The reason has been the K2V slot platform, and its new follow-up, KP3—not to mention the Konami Casino Management System, one of the fastest-growing casino management systems on the market. Surging sales have defied the recession, putting Konami squarely in the top five slot-makers in the market—and by some measures, at No. 4.
And at the center of the revenue surge has been Ross O’Hanley, Konami’s vice president of domestic game sales and marketing. Like many of the slot sector’s best sales and marketing pros, O’Hanley comes from the operational side—and also like so many slot-sector executives, from Caesars Entertainment. O’Hanley entered the industry as an MBA student in the President’s Associate Program of the former Harrah’s Entertainment, followed by positions with Harrah’s Atlantic City, the Venetian and Harrah’s corporate offices before joining Konami just as the push toward the podium started in 2008.
“It has helped to understand what it’s like to be on the customer side of the table,” O’Hanley says. “Having had people sell to me, I remember what was important to me as an operator. I wanted the sales representatives to partner with me to make my slot floor more successful. I always keep that in mind in my current role.”
It also helps to have a great product. While the new KP3 platform is state-of-the-art, the K2V product is still at the height of its popularity. “It’s a good problem to have,” says O’Hanley. “K2V is still robust, and still one of the top-performing platforms out there. There is excitement about the advanced graphics and processing power of KP3, and some of our customers want that new platform, but others still want the tried-and-true K2V performers. It’s great to be able to offer them both.”

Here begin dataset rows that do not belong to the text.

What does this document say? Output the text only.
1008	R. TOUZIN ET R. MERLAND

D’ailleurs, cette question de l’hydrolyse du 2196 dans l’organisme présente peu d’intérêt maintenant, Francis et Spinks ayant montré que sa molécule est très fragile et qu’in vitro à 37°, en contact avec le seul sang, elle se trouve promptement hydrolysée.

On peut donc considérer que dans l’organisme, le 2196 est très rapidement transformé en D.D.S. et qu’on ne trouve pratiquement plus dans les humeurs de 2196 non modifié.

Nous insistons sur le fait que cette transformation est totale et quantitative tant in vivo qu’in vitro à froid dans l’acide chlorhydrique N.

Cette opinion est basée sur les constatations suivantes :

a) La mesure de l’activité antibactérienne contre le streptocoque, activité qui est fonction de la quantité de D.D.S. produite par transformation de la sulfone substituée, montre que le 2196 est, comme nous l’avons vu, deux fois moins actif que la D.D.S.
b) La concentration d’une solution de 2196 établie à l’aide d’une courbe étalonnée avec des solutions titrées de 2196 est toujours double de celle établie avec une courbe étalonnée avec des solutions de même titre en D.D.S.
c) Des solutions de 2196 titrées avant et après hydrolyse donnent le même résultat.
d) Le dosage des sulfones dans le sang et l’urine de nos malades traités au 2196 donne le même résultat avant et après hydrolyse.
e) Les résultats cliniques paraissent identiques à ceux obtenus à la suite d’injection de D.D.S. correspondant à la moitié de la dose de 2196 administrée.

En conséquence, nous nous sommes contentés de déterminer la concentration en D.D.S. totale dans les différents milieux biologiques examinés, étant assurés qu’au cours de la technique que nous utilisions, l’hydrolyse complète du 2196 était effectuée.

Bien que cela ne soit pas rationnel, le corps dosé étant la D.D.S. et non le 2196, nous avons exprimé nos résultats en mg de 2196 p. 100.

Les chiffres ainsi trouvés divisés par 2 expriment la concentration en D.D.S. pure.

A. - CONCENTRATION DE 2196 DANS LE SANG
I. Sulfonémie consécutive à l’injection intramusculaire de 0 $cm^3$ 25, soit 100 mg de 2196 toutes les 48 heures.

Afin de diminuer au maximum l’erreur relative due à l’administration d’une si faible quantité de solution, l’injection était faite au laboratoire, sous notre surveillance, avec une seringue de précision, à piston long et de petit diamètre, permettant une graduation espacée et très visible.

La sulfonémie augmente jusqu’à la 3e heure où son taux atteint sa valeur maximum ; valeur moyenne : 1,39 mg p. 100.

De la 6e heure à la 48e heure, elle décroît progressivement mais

In 2012, things promise to get even better for Konami. Near the end of 2011, the company’s ship share was up to 15 percent in North America—it was hovering around 6 percent in 2007 before the “podium drive”—and O’Hanley hopes that will go up further next year. Meanwhile, the systems division continues to grow, and Konami’s recurring-revenue game placements have gone from 1,500 three years ago to more than 6,000 today.
O’Hanley says Konami’s success can be traced to a simple strategy: listen to your customers. “We’ve succeeded by really listening to what our customers want,” he says. “We’re not off on a tangent trying to create ‘cloud’ capabilities for gaming, or trying to lead the way with server-based initiatives.
“Some of our competitors have stayed focused on the floor of the future—at Konami, while we are keeping a close watch on applications for future technology, we’ve stayed focused on the floor of the present.”